I’m prompted to write this blog piece by the phrase “opposites attract”. I don’t know what you think of me but my own preferred adjective would be “tolerant”.
I don’t judge other people by their sexual preference, race, religious beliefs, or any other distinction. My only question is – do we get on? Can we be friends? Simple enough, innit?
My other half, Badger, on the other hand, at first meeting is every kind of …ist you could wish for. Racist, sexist, just keep adding to the list but the one that gets me very badly is homophobe. I’m not entirely sure about my own sexuality and I don’t give a damn about anyone else’s. Most of my best friends are gay men and some lesbians have, when not being lovers, snuggled into my life as well. So I go several shades of purple when my other half says I shouldn’t kiss a gay guy on the lips in case I catch AIDS. No – you did read that right, not SNOG but just a chaste kiss on the lips.
Hello? Which century? I am a vet nurse. I know about infection. I know that AIDS is only transferred by bodily fluids and if you are now retching, you are not my friend. I speak the truth as I see it.
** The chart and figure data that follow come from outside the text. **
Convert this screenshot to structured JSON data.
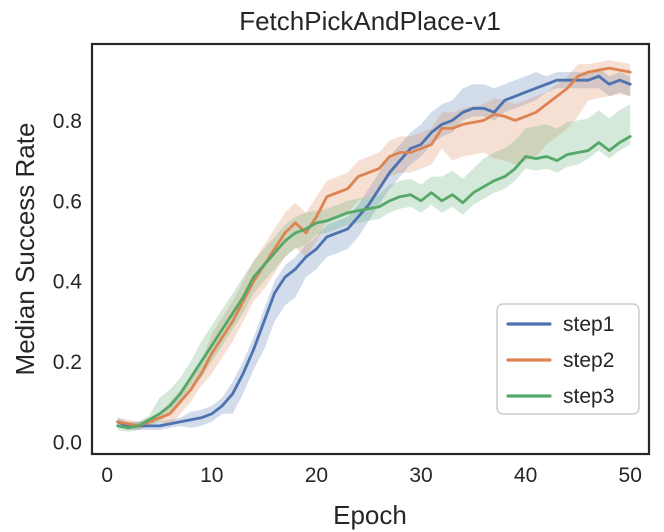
{
  "chart_data": {
    "type": "line",
    "title": "FetchPickAndPlace-v1",
    "xlabel": "Epoch",
    "ylabel": "Median Success Rate",
    "xlim": [
      -1.45,
      51.8
    ],
    "ylim": [
      -0.03,
      0.99
    ],
    "xticks": [
      "0",
      "10",
      "20",
      "30",
      "40",
      "50"
    ],
    "xtick_values": [
      0,
      10,
      20,
      30,
      40,
      50
    ],
    "yticks": [
      "0.0",
      "0.2",
      "0.4",
      "0.6",
      "0.8"
    ],
    "ytick_values": [
      0.0,
      0.2,
      0.4,
      0.6,
      0.8
    ],
    "grid": false,
    "legend_position": "lower right",
    "band_opacity": 0.25,
    "axis_color": "#262626",
    "background": "#ffffff",
    "x": [
      1,
      2,
      3,
      4,
      5,
      6,
      7,
      8,
      9,
      10,
      11,
      12,
      13,
      14,
      15,
      16,
      17,
      18,
      19,
      20,
      21,
      22,
      23,
      24,
      25,
      26,
      27,
      28,
      29,
      30,
      31,
      32,
      33,
      34,
      35,
      36,
      37,
      38,
      39,
      40,
      41,
      42,
      43,
      44,
      45,
      46,
      47,
      48,
      49,
      50
    ],
    "series": [
      {
        "name": "step1",
        "color": "#4C72B0",
        "values": [
          0.05,
          0.04,
          0.04,
          0.04,
          0.04,
          0.045,
          0.05,
          0.055,
          0.06,
          0.07,
          0.09,
          0.12,
          0.17,
          0.23,
          0.3,
          0.37,
          0.41,
          0.43,
          0.46,
          0.48,
          0.51,
          0.52,
          0.53,
          0.56,
          0.59,
          0.63,
          0.67,
          0.7,
          0.73,
          0.74,
          0.77,
          0.79,
          0.8,
          0.82,
          0.83,
          0.83,
          0.82,
          0.85,
          0.86,
          0.87,
          0.88,
          0.89,
          0.9,
          0.9,
          0.9,
          0.9,
          0.91,
          0.89,
          0.9,
          0.89
        ],
        "band_lower": [
          0.04,
          0.03,
          0.03,
          0.03,
          0.03,
          0.035,
          0.04,
          0.035,
          0.04,
          0.05,
          0.07,
          0.07,
          0.12,
          0.18,
          0.23,
          0.3,
          0.34,
          0.36,
          0.41,
          0.43,
          0.46,
          0.47,
          0.48,
          0.51,
          0.55,
          0.59,
          0.63,
          0.66,
          0.69,
          0.71,
          0.74,
          0.76,
          0.77,
          0.8,
          0.81,
          0.81,
          0.8,
          0.82,
          0.83,
          0.84,
          0.85,
          0.87,
          0.88,
          0.88,
          0.88,
          0.88,
          0.88,
          0.86,
          0.87,
          0.86
        ],
        "band_upper": [
          0.06,
          0.05,
          0.05,
          0.05,
          0.05,
          0.055,
          0.06,
          0.075,
          0.08,
          0.09,
          0.11,
          0.15,
          0.2,
          0.26,
          0.33,
          0.4,
          0.44,
          0.46,
          0.49,
          0.51,
          0.54,
          0.55,
          0.56,
          0.59,
          0.63,
          0.67,
          0.71,
          0.74,
          0.77,
          0.79,
          0.82,
          0.84,
          0.85,
          0.88,
          0.89,
          0.89,
          0.88,
          0.89,
          0.9,
          0.91,
          0.92,
          0.91,
          0.92,
          0.92,
          0.92,
          0.92,
          0.93,
          0.91,
          0.92,
          0.91
        ]
      },
      {
        "name": "step2",
        "color": "#DD8452",
        "values": [
          0.05,
          0.045,
          0.04,
          0.05,
          0.06,
          0.07,
          0.1,
          0.13,
          0.17,
          0.22,
          0.26,
          0.3,
          0.35,
          0.4,
          0.44,
          0.48,
          0.52,
          0.545,
          0.52,
          0.56,
          0.61,
          0.62,
          0.63,
          0.66,
          0.67,
          0.68,
          0.71,
          0.72,
          0.72,
          0.73,
          0.74,
          0.78,
          0.78,
          0.79,
          0.795,
          0.8,
          0.815,
          0.81,
          0.8,
          0.81,
          0.82,
          0.84,
          0.86,
          0.88,
          0.91,
          0.92,
          0.925,
          0.93,
          0.925,
          0.92
        ],
        "band_lower": [
          0.04,
          0.035,
          0.03,
          0.04,
          0.05,
          0.04,
          0.07,
          0.1,
          0.14,
          0.17,
          0.21,
          0.25,
          0.3,
          0.35,
          0.38,
          0.42,
          0.46,
          0.485,
          0.46,
          0.5,
          0.55,
          0.56,
          0.57,
          0.6,
          0.61,
          0.62,
          0.66,
          0.67,
          0.67,
          0.68,
          0.69,
          0.73,
          0.7,
          0.71,
          0.715,
          0.72,
          0.705,
          0.7,
          0.69,
          0.7,
          0.71,
          0.74,
          0.76,
          0.78,
          0.81,
          0.85,
          0.855,
          0.86,
          0.865,
          0.86
        ],
        "band_upper": [
          0.06,
          0.055,
          0.05,
          0.06,
          0.07,
          0.1,
          0.13,
          0.16,
          0.2,
          0.27,
          0.31,
          0.35,
          0.4,
          0.45,
          0.49,
          0.53,
          0.57,
          0.595,
          0.57,
          0.61,
          0.65,
          0.66,
          0.67,
          0.7,
          0.71,
          0.72,
          0.75,
          0.76,
          0.76,
          0.77,
          0.78,
          0.82,
          0.82,
          0.83,
          0.835,
          0.84,
          0.855,
          0.85,
          0.84,
          0.85,
          0.86,
          0.87,
          0.89,
          0.91,
          0.94,
          0.94,
          0.945,
          0.95,
          0.945,
          0.94
        ]
      },
      {
        "name": "step3",
        "color": "#55A868",
        "values": [
          0.04,
          0.035,
          0.04,
          0.055,
          0.07,
          0.09,
          0.12,
          0.16,
          0.2,
          0.24,
          0.28,
          0.32,
          0.36,
          0.41,
          0.44,
          0.47,
          0.5,
          0.52,
          0.53,
          0.545,
          0.55,
          0.56,
          0.57,
          0.575,
          0.58,
          0.585,
          0.6,
          0.61,
          0.615,
          0.6,
          0.62,
          0.6,
          0.615,
          0.595,
          0.62,
          0.635,
          0.65,
          0.66,
          0.68,
          0.71,
          0.705,
          0.71,
          0.7,
          0.715,
          0.72,
          0.725,
          0.745,
          0.725,
          0.745,
          0.76
        ],
        "band_lower": [
          0.03,
          0.025,
          0.03,
          0.045,
          0.05,
          0.07,
          0.1,
          0.14,
          0.16,
          0.2,
          0.24,
          0.28,
          0.32,
          0.37,
          0.4,
          0.43,
          0.46,
          0.48,
          0.49,
          0.515,
          0.52,
          0.53,
          0.54,
          0.545,
          0.55,
          0.555,
          0.57,
          0.58,
          0.585,
          0.57,
          0.59,
          0.57,
          0.585,
          0.565,
          0.59,
          0.605,
          0.62,
          0.63,
          0.65,
          0.68,
          0.675,
          0.68,
          0.67,
          0.685,
          0.69,
          0.705,
          0.725,
          0.705,
          0.725,
          0.74
        ],
        "band_upper": [
          0.05,
          0.045,
          0.05,
          0.065,
          0.11,
          0.13,
          0.16,
          0.2,
          0.25,
          0.29,
          0.33,
          0.37,
          0.41,
          0.45,
          0.48,
          0.51,
          0.54,
          0.56,
          0.57,
          0.575,
          0.58,
          0.59,
          0.6,
          0.605,
          0.61,
          0.615,
          0.64,
          0.65,
          0.655,
          0.64,
          0.66,
          0.66,
          0.675,
          0.655,
          0.68,
          0.705,
          0.72,
          0.73,
          0.75,
          0.78,
          0.785,
          0.79,
          0.78,
          0.795,
          0.8,
          0.805,
          0.825,
          0.805,
          0.825,
          0.84
        ]
      }
    ],
    "legend": {
      "entries": [
        "step1",
        "step2",
        "step3"
      ],
      "border_color": "#cccccc",
      "background": "#ffffff"
    }
  }
}
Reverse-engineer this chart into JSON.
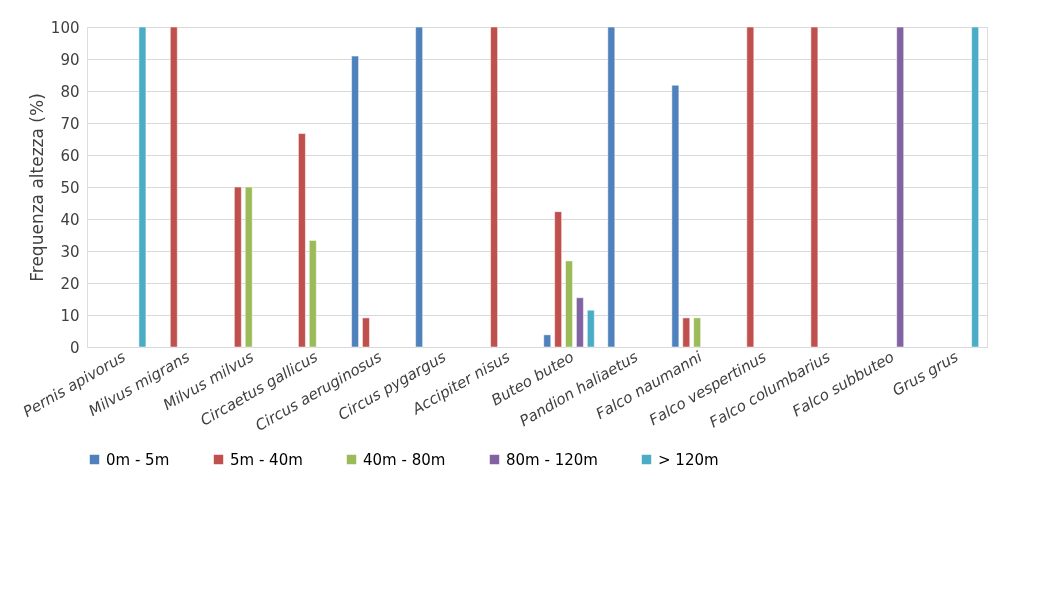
{
  "chart_data": {
    "type": "bar",
    "ylabel": "Frequenza altezza (%)",
    "categories": [
      "Pernis apivorus",
      "Milvus migrans",
      "Milvus milvus",
      "Circaetus gallicus",
      "Circus aeruginosus",
      "Circus pygargus",
      "Accipiter nisus",
      "Buteo buteo",
      "Pandion haliaetus",
      "Falco naumanni",
      "Falco vespertinus",
      "Falco columbarius",
      "Falco subbuteo",
      "Grus grus"
    ],
    "series": [
      {
        "name": "0m - 5m",
        "color": "#4f81bd",
        "values": [
          null,
          null,
          null,
          null,
          90.9,
          100,
          null,
          3.8,
          100,
          81.8,
          null,
          null,
          null,
          null
        ]
      },
      {
        "name": "5m - 40m",
        "color": "#c0504d",
        "values": [
          null,
          100,
          50,
          66.7,
          9.1,
          null,
          100,
          42.3,
          null,
          9.1,
          100,
          100,
          null,
          null
        ]
      },
      {
        "name": "40m - 80m",
        "color": "#9bbb59",
        "values": [
          null,
          null,
          50,
          33.3,
          null,
          null,
          null,
          26.9,
          null,
          9.1,
          null,
          null,
          null,
          null
        ]
      },
      {
        "name": "80m - 120m",
        "color": "#8064a2",
        "values": [
          null,
          null,
          null,
          null,
          null,
          null,
          null,
          15.4,
          null,
          null,
          null,
          null,
          100,
          null
        ]
      },
      {
        "name": "> 120m",
        "color": "#4bacc6",
        "values": [
          100,
          null,
          null,
          null,
          null,
          null,
          null,
          11.5,
          null,
          null,
          null,
          null,
          null,
          100
        ]
      }
    ],
    "ylim": [
      0,
      100
    ],
    "yticks": [
      0,
      10,
      20,
      30,
      40,
      50,
      60,
      70,
      80,
      90,
      100
    ],
    "grid": "y",
    "legend": "bottom"
  }
}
My dear friend Karen asked me how it was possible that two such diametrically opposed people could be married. I have to say that , if you dig deep enough, if you have the time and patience, under all that 75 year old bluster, he’s a very kind and caring chap. I can bring my black, gay, Muslim friends home and he will welcome them (no, I know – I’m exaggerating) You have to keep digging for a long time, you have to be willing to find the best in people (big time) but it’s there.
Maybe that is why I call him Badger. He’s gruff, rough, growly and bites before thinking, but he’s actually a cuddly creature when you get to know him. Beware though – Badgers are not known for their tolerance!